Marketing spend down but confidence returning, says Bellwether

October 12th, 2009 smoncrieff No comments
Graph showing changes in marketing spend by category

Graph showing changes in marketing spend by category

Marketing spend fell for the eighth consecutive quarter but nearly half of companies surveyed are seeing improved prospects, says the latest IPA/BDO Bellwether report.

The Bellwether report says that while budgets dropped once more in Quarter 3 it was the smallest reduction in more than a year. The proportion of respondents reporting a decline in budgets eased to 28% while the number reporting a rise moved up to 13%.

The report finds that business confidence is on the rise with respondents saying that the degree of optimism in regard to financial prospects for their own companies was at its strongest since the final quarter of 2006, with 47% seeing improved prospects.

As excepted, among companies surveyed, only internet advertising was the only category to see an increase in spend with marketing budgets rising for the first time since Q2, 2008. The steepest cut in spend came for the “all other” category, which embraces PR, events and sponsorship.

Cuts in main media advertising were the smallest for six consecutive quarters.
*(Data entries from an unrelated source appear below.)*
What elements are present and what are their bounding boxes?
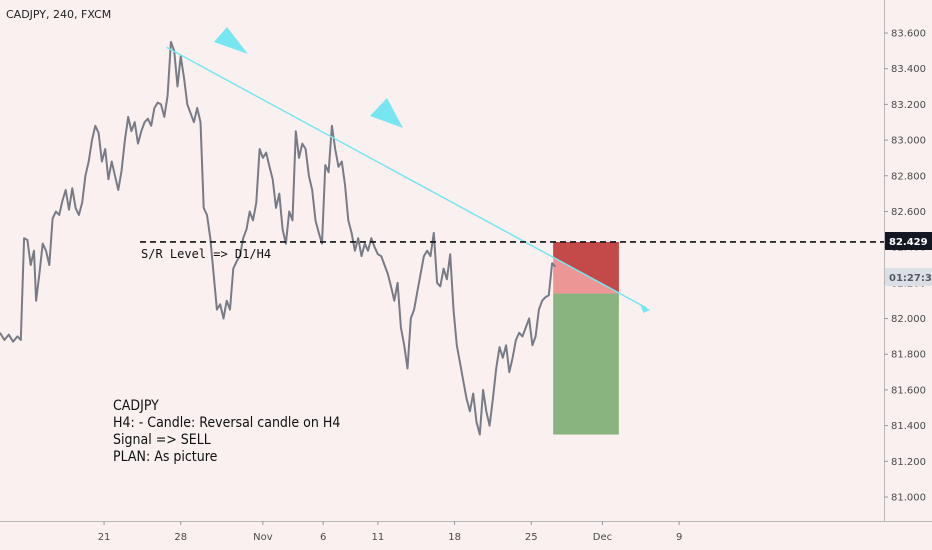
- touch-marker-1: [214, 27, 248, 54]
- x-tick-label: Nov: [253, 532, 273, 543]
- x-tick-label: 25: [525, 532, 538, 543]
- price-badge-value: 82.429: [889, 237, 928, 248]
- price-badge-bg: [885, 232, 932, 250]
- sr-level-text: S/R Level => D1/H4: [141, 247, 271, 261]
- trendline-arrowhead: [640, 304, 651, 313]
- x-tick-label: 18: [448, 532, 461, 543]
- stop-zone-shade: [553, 241, 619, 293]
- sr-level-label: S/R Level => D1/H4: [141, 247, 271, 261]
- y-tick-label: 81.000: [891, 493, 926, 504]
- y-tick-label: 82.000: [891, 314, 926, 325]
- note-line-1: CADJPY: [113, 398, 159, 414]
- take-profit-zone: [553, 293, 619, 435]
- note-line-4: PLAN: As picture: [113, 449, 218, 465]
- x-tick-label: Dec: [593, 532, 612, 543]
- y-tick-label: 81.400: [891, 421, 926, 432]
- touch-marker-2: [370, 98, 403, 128]
- y-tick-label: 81.200: [891, 457, 926, 468]
- chart-title: CADJPY, 240, FXCM: [6, 8, 111, 21]
- time-badge-value: 01:27:37: [889, 273, 932, 284]
- time-badge: 01:27:37: [885, 268, 932, 286]
- price-badge: 82.429: [885, 232, 932, 250]
- note-line-2: H4: - Candle: Reversal candle on H4: [113, 415, 340, 431]
- trendline-drawing[interactable]: [166, 27, 651, 313]
- x-tick-label: 9: [676, 532, 682, 543]
- x-tick-label: 11: [372, 532, 385, 543]
- y-tick-label: 82.800: [891, 171, 926, 182]
- y-tick-label: 81.600: [891, 385, 926, 396]
- price-series: [0, 40, 557, 436]
- notes-block: CADJPY H4: - Candle: Reversal candle on …: [113, 398, 340, 465]
- note-line-3: Signal => SELL: [113, 432, 211, 448]
- y-tick-label: 83.000: [891, 136, 926, 147]
- price-line: [0, 40, 557, 436]
- x-tick-label: 21: [98, 532, 111, 543]
- x-tick-label: 6: [320, 532, 326, 543]
- time-axis[interactable]: 21 28 Nov 6 11 18 25 Dec 9: [98, 521, 683, 543]
- y-tick-label: 83.600: [891, 29, 926, 40]
- trendline: [166, 46, 647, 309]
- y-tick-label: 83.200: [891, 100, 926, 111]
- y-tick-label: 83.400: [891, 64, 926, 75]
- y-tick-label: 81.800: [891, 350, 926, 361]
- y-tick-label: 82.600: [891, 207, 926, 218]
- time-badge-bg: [885, 268, 932, 286]
- x-tick-label: 28: [174, 532, 187, 543]
- position-tool[interactable]: [553, 241, 619, 435]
Spend was also cut for direct marketing and sales promotion, though both saw only modest falls.

The research found that the retail, travel and entertainment sectors saw increases in spend, with the steepest falls seen in financial services, IT and computing, and industrial sectors.

After a period of dramatic falls across virtually all sectors, it has meant a rude awakening to both marketing departments and agencies alike, what long term impact this will have on the industry is anyone’s guess.

The most important issue and that which will make the most difference are the strong rise business confidence, and the suggestion that we may see a rising GDP in Q3.